- Title: Twitter Who vol. 3: The Third Doctor
- Author: Hannah J. Rothman
- Date Reviewed on GoodReads: 01/18/2016
Hannah J. Rothman’s Twitter Who series is a joy to read. I read volume 3 last weekend, but unfortunately this week was so busy this is the first time I’ve had to sit down and review it.
Hannah’s project is to watch all of Classic Who and “live-Tweet” her reactions. The “live-Tweets” are then collected for each story, similar to a log of live-Tweeting session. In volume three, although the stories are presented in order, it’s evident from the dates for each collection of Tweets that the stories were not watched in order. However, that isn’t a negative. This book is even more fun and amusing, well-crafted and insightful than the previous two volumes. I enjoyed it very much.
I also found myself in complete agreement over Hannah’s opinions of Pertwee’s companions – all of whom she liked for different reasons, including one of my personal favorite companions: Jo Grant.
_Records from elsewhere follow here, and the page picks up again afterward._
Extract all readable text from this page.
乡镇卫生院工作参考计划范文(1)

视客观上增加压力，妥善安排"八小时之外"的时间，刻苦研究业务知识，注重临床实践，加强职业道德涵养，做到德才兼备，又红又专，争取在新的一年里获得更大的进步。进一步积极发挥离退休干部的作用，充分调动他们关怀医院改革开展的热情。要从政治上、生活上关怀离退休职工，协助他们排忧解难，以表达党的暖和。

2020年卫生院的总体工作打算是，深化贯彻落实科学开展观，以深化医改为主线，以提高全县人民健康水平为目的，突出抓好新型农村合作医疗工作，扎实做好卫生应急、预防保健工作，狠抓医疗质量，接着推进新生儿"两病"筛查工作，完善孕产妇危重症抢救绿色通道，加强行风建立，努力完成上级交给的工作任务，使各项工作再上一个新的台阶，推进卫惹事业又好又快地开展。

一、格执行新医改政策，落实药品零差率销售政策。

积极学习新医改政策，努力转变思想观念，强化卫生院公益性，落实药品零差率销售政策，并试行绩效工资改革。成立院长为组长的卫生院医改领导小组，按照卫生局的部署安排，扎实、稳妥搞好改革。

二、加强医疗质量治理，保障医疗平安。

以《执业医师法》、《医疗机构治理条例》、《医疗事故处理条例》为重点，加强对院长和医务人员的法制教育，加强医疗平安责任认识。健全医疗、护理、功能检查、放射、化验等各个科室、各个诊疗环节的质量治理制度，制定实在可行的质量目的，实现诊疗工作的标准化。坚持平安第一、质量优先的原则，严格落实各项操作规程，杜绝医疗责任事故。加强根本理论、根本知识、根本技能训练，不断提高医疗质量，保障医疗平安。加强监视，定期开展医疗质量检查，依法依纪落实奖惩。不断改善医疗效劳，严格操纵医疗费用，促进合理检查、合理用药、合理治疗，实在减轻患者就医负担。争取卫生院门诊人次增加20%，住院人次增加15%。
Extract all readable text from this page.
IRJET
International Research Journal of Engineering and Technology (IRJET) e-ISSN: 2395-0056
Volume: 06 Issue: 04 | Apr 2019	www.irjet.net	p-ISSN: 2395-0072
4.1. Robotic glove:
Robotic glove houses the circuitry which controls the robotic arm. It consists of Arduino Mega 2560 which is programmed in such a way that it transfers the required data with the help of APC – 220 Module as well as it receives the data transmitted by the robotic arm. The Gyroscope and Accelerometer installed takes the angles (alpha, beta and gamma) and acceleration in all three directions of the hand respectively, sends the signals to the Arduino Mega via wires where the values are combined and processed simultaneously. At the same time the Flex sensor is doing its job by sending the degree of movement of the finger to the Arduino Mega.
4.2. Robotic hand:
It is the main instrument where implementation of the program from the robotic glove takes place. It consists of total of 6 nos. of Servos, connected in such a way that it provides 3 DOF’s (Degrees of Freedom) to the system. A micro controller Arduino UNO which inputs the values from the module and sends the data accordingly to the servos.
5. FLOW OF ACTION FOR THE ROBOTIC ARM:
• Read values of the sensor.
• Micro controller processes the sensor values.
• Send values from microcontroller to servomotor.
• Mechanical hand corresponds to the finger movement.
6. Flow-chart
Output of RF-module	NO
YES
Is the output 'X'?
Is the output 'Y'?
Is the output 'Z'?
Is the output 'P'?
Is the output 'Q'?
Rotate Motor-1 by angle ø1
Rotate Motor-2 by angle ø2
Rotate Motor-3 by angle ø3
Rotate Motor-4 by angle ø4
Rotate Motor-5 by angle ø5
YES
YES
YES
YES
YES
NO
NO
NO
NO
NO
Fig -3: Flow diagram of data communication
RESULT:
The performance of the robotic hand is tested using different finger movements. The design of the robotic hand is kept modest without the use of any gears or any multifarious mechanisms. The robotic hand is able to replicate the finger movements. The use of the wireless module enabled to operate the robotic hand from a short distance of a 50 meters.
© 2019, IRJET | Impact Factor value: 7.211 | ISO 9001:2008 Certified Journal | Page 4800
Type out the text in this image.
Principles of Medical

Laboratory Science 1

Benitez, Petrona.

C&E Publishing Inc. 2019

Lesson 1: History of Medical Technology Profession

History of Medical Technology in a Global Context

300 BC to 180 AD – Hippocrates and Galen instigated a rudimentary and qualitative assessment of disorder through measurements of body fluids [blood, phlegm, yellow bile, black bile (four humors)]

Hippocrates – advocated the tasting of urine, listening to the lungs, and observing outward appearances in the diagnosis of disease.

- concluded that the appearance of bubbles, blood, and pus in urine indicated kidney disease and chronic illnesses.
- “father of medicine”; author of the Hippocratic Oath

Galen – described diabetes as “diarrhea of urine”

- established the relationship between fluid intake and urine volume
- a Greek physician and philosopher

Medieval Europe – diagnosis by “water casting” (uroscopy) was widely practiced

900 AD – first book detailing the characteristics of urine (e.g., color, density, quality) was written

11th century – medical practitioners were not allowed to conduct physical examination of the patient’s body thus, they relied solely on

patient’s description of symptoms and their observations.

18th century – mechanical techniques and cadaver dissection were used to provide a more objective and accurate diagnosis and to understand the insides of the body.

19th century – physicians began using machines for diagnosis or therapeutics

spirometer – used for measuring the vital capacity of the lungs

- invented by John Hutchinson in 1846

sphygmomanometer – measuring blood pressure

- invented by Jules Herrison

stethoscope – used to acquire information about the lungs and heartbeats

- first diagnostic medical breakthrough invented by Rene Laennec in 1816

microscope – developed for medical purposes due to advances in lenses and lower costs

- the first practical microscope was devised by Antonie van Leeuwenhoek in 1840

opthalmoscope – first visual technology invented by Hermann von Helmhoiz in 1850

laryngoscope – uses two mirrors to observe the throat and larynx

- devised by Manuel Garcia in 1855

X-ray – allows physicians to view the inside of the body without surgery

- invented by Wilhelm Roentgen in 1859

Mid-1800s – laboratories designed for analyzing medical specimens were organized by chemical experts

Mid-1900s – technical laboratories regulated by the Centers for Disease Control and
I’ve always liked Jo, and for years Doctor Who fandom as a whole has been dismissive of her character – writing her off as a ditz and a screamer. However, Jo is quite capable, and she’s fiercely loyal to the Doctor. Jo grows during her time as a companion – something I always appreciate in any television character, where there’s time for a character to grow. But then, the first story I saw with Jo was “Frontier in Space” and she basically kicks butt in that, resisting the Master’s hypotism, rescuing the Doctor, even caring for an injured Doctor (which carries over to the next story, “Planet of the Daleks” where she leaves the safety of the TARDIS on an alien, hostile planet to find help for the Doctor). Anyway, Jo has inner strength. It was nice to read another Whovian who appreciates Ms. Grant. And the author, Hannah Rothman, also doesn’t fall in the trap of insulting or putting down Pertwee’s other companions. She rightly points out just how liberated and special Dr. Elizabeth (Liz) Shaw is – and that it was the production team at fault for not knowing what to do with a character as clever as the Doctor. And then there’s Sarah Jane, whom everyone loves.
The Pertwee Era, for all it’s “UNIT Boys” and James Bond-like emphasis on action, vehicle chases, gadgets, and even fancy dress costumes – had great female companions.